What is a Bell Curve and Standard Deviation?
Sigma (σ) is a letter of the Greek alphabet. It is used in statistics to represent standard deviation
. It essentially describes how much data is spread out from the average, or mean. A plot of a normal distribution of data typically yields the familiar bell curve. Here are six examples of normal distributions with different standard deviations. Low standard deviation, in blue, says the data points are bunched up and close to the mean. High standard deviation, in yellow, says the data is more spread over a wider range.
Click image for source.
In a standard bell curve, 68% of the data points fall within one standard deviation (1σ) of the mean. While 95% are within two standard deviations (2σ). Three standard deviations (3σ) of the mean will contain 99.7% of the data. Very few points will lie beyond 3σ. Those are the characters that make up the extreme right wing and left wing fringe. The scientists reporting the finding of the Higgs Boson spoke of data within 3σ and how certain they were of it.
How is Temperature Related?
Now, substitute temperature variations from the mean, or anomalies, into a plot. The graph on the left shows how frequently summer temperature anomalies occurred in the 30-year base period 1951-1980, a time of stable global climate. The standard deviation σ was 0.6°C (1.1°F) in 1951-1980. Or, 68% of the variations measured were within 0.6˚C of the mean. By the next decade of 1981-1991, the peak of values shifted toward the right indicating warmer temperature anomalies. Each successive decade has shifted the curve more to the warmer end of the curve. In addition, there are many more temperature anomalies beyond the 3σ tail at the right end of the graph. And, the curve is more spread out indicating larger standard deviation of temperature anomalies.
The surface temperatures have increase over the recent 3 decades.
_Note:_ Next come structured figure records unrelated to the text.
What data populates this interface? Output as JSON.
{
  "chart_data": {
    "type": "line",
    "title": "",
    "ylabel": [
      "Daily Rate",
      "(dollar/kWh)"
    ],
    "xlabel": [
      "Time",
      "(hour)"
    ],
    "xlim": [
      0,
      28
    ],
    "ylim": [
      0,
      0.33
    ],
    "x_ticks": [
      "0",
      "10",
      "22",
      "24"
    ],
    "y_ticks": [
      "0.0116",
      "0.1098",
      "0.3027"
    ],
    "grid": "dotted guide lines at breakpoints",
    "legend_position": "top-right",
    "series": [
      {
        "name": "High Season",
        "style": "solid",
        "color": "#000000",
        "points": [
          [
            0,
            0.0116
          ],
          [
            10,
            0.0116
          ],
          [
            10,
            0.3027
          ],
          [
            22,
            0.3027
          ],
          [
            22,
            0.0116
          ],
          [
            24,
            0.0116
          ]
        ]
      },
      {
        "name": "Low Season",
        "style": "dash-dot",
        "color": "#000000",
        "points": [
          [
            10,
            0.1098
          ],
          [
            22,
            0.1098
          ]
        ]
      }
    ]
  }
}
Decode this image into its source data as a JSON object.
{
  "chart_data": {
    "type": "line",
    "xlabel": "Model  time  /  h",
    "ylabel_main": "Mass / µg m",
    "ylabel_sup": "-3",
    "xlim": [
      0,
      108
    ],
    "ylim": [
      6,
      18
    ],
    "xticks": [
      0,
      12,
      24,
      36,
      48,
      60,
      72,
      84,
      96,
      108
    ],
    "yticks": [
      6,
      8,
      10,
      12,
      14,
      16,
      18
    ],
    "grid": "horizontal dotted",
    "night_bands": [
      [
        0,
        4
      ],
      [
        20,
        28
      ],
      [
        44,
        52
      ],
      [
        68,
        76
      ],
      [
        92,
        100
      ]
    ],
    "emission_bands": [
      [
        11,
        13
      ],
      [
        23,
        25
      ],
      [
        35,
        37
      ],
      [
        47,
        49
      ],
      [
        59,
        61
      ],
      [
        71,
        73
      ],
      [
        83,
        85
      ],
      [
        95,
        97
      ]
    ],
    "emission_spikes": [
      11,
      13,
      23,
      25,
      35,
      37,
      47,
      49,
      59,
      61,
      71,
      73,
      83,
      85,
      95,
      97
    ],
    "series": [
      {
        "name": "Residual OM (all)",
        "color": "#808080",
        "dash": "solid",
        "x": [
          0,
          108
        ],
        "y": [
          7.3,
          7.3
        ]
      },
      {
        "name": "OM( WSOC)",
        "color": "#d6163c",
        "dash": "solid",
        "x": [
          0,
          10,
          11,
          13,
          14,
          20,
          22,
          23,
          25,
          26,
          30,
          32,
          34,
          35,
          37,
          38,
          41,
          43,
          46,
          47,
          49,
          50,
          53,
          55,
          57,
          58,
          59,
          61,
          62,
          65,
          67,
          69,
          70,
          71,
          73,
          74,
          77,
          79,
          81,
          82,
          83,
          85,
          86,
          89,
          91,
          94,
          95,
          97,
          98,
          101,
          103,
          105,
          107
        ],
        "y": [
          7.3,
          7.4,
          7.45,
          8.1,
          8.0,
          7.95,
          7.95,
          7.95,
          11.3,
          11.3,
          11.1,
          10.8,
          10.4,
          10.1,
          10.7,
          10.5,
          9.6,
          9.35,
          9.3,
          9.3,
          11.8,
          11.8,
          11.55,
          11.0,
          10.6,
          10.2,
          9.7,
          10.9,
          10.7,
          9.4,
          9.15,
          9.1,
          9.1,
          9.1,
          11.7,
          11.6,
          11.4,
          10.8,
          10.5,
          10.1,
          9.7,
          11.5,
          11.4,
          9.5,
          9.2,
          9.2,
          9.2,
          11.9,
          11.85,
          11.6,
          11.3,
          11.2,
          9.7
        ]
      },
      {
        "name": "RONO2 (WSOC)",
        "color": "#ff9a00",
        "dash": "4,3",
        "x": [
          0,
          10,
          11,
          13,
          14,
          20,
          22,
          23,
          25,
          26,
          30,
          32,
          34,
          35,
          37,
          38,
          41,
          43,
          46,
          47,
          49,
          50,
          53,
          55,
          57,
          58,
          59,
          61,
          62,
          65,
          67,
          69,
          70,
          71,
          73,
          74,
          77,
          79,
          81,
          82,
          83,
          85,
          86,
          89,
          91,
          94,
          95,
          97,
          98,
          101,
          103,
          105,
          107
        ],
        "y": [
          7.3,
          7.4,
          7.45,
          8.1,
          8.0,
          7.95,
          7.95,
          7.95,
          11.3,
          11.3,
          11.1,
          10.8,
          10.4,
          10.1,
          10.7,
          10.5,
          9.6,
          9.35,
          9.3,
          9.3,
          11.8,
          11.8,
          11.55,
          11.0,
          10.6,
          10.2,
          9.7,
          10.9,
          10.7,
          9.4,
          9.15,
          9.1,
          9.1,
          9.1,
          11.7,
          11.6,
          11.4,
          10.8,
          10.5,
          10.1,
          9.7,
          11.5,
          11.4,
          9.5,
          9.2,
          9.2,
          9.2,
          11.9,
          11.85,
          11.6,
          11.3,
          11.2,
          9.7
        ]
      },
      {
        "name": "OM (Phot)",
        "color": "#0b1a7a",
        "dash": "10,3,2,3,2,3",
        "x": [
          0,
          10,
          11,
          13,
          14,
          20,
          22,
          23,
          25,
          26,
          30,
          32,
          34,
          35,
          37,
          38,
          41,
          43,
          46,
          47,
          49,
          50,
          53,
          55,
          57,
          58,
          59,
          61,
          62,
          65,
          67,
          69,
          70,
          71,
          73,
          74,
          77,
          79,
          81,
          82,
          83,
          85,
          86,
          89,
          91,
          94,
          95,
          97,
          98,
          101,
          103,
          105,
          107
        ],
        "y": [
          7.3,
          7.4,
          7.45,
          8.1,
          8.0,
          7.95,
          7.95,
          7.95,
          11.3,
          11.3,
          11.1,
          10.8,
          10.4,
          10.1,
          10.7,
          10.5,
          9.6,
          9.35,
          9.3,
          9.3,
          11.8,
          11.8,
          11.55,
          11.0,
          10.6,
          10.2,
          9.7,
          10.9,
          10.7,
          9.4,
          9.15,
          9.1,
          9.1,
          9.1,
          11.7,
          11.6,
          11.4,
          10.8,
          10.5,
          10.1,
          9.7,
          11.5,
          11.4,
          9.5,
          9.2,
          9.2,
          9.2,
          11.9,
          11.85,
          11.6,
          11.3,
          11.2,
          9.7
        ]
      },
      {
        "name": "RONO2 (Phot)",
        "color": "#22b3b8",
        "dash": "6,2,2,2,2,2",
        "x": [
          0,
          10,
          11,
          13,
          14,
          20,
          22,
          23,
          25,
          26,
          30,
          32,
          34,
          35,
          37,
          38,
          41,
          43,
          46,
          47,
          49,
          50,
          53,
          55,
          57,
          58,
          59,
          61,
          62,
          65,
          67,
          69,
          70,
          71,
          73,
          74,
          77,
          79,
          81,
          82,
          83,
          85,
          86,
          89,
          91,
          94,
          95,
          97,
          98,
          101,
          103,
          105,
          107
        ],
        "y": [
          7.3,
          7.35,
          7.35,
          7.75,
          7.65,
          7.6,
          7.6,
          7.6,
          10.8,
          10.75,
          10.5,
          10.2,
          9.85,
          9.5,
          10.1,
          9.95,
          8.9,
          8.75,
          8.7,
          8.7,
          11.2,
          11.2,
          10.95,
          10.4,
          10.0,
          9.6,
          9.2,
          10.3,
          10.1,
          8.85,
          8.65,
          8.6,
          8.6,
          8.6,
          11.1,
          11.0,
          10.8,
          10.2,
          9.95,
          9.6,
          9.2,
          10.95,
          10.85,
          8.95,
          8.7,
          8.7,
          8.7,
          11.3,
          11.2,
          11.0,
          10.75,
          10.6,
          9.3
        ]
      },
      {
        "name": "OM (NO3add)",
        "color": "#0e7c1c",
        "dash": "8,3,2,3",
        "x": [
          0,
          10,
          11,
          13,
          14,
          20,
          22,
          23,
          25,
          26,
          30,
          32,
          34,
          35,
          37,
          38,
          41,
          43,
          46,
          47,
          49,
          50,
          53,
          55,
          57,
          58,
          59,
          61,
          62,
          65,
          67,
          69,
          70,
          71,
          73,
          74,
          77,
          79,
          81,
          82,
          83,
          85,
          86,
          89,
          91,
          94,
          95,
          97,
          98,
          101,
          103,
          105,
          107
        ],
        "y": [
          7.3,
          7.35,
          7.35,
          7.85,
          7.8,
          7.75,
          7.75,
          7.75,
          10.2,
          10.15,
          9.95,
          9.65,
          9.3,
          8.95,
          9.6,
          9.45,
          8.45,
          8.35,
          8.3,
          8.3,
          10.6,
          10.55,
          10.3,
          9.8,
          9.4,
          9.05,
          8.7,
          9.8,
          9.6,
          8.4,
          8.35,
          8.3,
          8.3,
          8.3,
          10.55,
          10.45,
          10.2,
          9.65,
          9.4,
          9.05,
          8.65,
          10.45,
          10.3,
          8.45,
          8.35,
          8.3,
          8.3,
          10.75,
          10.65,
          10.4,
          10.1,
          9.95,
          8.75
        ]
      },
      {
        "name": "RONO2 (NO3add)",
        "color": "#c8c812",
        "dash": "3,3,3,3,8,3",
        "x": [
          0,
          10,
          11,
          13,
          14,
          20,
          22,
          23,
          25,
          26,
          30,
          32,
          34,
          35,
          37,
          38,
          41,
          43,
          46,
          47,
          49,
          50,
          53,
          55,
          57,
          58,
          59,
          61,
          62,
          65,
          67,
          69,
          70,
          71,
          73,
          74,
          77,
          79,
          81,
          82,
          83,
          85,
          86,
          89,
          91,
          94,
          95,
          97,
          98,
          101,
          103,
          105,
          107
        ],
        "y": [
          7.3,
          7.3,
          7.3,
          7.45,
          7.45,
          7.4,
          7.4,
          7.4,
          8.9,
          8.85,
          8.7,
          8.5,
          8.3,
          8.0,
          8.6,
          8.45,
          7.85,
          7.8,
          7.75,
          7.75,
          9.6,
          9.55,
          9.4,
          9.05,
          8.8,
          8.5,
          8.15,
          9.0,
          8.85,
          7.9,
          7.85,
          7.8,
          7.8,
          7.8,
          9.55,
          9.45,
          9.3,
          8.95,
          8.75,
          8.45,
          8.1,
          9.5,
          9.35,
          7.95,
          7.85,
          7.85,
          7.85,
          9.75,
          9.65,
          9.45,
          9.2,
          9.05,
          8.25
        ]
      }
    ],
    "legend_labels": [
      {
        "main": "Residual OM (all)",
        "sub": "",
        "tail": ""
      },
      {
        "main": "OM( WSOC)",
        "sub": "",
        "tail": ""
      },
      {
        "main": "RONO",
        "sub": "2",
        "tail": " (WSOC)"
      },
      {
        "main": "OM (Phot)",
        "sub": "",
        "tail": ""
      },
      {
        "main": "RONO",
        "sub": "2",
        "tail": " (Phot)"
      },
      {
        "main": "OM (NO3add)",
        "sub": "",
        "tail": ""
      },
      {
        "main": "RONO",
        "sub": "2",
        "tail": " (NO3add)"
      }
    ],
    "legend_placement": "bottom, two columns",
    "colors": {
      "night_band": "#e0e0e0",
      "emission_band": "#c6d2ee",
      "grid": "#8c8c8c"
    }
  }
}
And, the number of extreme high heat events beyond 3σ has increased.
As stated by Hansen...
We have shown that these “3-sigma” (3σ) events, where σ is the standard deviation — seasons more than three standard deviations removed from “normal” climate — are a consequence of the rapid global warming of the past 30 years. Combined with the well-established fact that the global warming is a result of increasing atmospheric CO2 and other greenhouse gases, it follows that the increasingly extreme climate anomalies are human-made.
Below is an animation of the data presented by Hansen and his colleagues.
Q&A with James Hansen
Hansen supplied a number of answers and explanations which you can access at this link
. The link is to a 4 page pdf titled Q&A of The New Climate Dice
. He addresses several questions, in particular, how the coming years are going to be like rolling a loaded dice for extremes of high temperature anomalies. They are going to be more frequent and more severe. There will still be the occasional colder than normal year. But, hotter than normal will be more frequent and worse. Not a good prospect.
Some questions he considers are...
1. What is the most important finding of the paper?
2. Why is such an anomaly important? Isn't it just a few degrees warmer than average?
3. Didn't 3-sigma events occur in the past?
4. So you can use your old metaphor of "loaded" climate dice to describe the situation?
5. Why are you also introducing the "bell curve?" Isn't that too esoteric for the public?
6. How is the "bell curve" related to "loaded climate dice?"
7. You note that the bell curve has become "squashed". Is that important?
8. How do you know that the bell curve will continue to shift to the right?
9. What are consequences of the increasing extremes?
10. Are we necessarily going to see more and more extreme climate? Gloom and doom?
11. Could we just redefine what is normal climate, obtaining a new symmetric bell curve?
12. Did you write this paper and your 1988 paper because of the extreme droughts?
13. Are there other effects that should be noticeable, besides the climate extremes?